Was ist das, dieses Dasein? Was bedeutet es? Eine zufriedenstellende Antwort ist nicht leicht zu finden. Die Suche nach ihr ist das Bemühen um ein Mysterium.                                      

Mystik im ursprünglichen Sinn bezieht sich auf die Erkenntnis der Mysterien. Man kann über den Grund des Daseins nachdenken, man kann in einem Glauben aufwachsen, man kann Empfindungen haben. Bei tiefer Mystik geht es aber darum, sich selbst als Antwort zu erleben auf das „Ganze“, sich selbst zu einer Antwort zu machen.

Das große Mysterium, Gott, kann uns berühren. Wir sind darauf angelegt, dass das geschieht. Und mehr noch: Wir sind darauf angelegt, dass das Göttliche in uns erwacht. Unter der Bezeichnung Rosenkreuzertum und Sufitum werden Wege beschritten, auf denen dies stattfinden kann. Das Herz spielt dabei eine entscheidende Rolle. Denn in ihm befindet sich der wichtigste Berührungspunkt für das Göttliche, eine geistig-seelische Tür, die sich öffnen kann. Und: Es gibt viele Arten, an diese Tür zu klopfen.

Sura 50 im Koran sagt: Gott ist dem Menschen „näher als die Halsschlagader.“ (50:16) In der Bibel heißt es: „Ich lebe, doch nun nicht ich, sondern Christus lebt in mir.“ (Gal. 2, 20) Ibn ’Arabi, der große Theosoph unter den Meistern des Sufismus (1165-1240), spricht davon, dass zu jedem Menschen ein geistiger Name gehört. Er ist der innere Gott, der geistige Pol im Menschen, der archetypische Gefährte, der unwandelbare Wesensgrund des Menschen. Er besteht seit Ewigkeiten, schon vor aller Schöpfung. Er bringt uns als das äußere Wesen hervor, um in uns zu erwachen. Der göttliche Name will von uns genannt werden. Er will in uns aufleuchten, erst dadurch kann er in die Existenz treten.[1]

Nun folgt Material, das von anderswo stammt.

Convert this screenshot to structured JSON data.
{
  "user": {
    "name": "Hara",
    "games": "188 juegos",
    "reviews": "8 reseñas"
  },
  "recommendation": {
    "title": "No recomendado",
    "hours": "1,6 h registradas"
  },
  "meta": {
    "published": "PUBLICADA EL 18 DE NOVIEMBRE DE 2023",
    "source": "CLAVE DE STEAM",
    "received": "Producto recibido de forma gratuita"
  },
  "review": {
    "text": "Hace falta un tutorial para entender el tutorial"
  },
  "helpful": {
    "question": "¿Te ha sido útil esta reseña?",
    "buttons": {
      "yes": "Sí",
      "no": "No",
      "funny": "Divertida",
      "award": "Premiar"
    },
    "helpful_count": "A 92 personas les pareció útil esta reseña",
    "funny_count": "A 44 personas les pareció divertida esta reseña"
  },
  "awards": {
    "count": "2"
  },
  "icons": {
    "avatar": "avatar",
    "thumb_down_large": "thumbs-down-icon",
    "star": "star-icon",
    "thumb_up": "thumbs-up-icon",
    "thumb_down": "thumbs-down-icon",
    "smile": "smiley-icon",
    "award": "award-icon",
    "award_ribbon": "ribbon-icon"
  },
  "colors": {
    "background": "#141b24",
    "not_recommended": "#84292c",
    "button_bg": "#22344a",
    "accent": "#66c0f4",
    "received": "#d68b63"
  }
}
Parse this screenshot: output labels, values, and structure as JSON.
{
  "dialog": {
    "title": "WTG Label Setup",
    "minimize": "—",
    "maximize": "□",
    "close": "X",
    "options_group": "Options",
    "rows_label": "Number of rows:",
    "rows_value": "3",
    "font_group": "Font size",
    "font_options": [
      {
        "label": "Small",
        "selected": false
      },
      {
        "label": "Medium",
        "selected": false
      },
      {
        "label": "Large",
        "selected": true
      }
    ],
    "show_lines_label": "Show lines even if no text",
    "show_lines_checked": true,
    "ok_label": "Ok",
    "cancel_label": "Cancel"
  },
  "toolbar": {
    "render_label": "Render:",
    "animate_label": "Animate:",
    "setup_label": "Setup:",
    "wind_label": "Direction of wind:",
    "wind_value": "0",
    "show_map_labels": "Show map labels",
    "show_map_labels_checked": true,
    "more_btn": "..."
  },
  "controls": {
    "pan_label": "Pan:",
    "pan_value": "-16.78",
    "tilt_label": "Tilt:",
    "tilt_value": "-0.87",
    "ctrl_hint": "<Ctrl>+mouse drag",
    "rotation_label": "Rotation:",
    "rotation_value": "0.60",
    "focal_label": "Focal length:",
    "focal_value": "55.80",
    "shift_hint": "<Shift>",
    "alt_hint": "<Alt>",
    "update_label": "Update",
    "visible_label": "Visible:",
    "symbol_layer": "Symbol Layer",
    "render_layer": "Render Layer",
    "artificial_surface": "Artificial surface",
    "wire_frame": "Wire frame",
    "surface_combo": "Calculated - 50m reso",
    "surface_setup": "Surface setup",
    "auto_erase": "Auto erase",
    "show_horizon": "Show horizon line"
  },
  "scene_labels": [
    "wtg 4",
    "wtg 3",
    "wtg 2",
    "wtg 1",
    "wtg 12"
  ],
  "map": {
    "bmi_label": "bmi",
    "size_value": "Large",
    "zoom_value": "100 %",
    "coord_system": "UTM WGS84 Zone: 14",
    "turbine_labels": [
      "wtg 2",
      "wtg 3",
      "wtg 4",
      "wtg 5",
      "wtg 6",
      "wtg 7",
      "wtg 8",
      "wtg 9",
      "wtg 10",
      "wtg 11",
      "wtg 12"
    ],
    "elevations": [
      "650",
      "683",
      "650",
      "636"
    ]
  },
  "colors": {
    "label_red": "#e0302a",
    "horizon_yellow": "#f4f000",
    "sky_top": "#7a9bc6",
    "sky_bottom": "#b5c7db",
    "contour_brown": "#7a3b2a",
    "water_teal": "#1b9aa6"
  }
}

Die Fama Fraternitatis (die erste Rosenkreuzerschrift, 1614[2]) und Ibn’Arabi verwenden erstaunlich ähnliche Bilder für das, was geschieht, wenn sich die Tür des Herzens öffnet und die alles verwandelnde Begegnung mit dem Mysterium unseres Daseins stattfindet.

Die Fama Fraternitatis und Ibn ’Arabi

Die Fama Fraternitatis berichtet, wie Christian Rosenkreuz, der legendäre Begründer des Rosenkreuzertums, eine Reise um das Mittelmeer unternimmt. Mehrfach trifft er dabei die Weisen Arabiens, die Sufis. Sie zeigen ihm ihren Weg. Gemeinsam mit ihnen öffnet er die Tür zu den Seelenwelten und erfährt sich als Mikrokosmos, in dem alles vereint ist, das Transzendente und das Naturhafte. Er erlebt sich als Spiegelbild und Kompendium des Universums, des Makrokosmos.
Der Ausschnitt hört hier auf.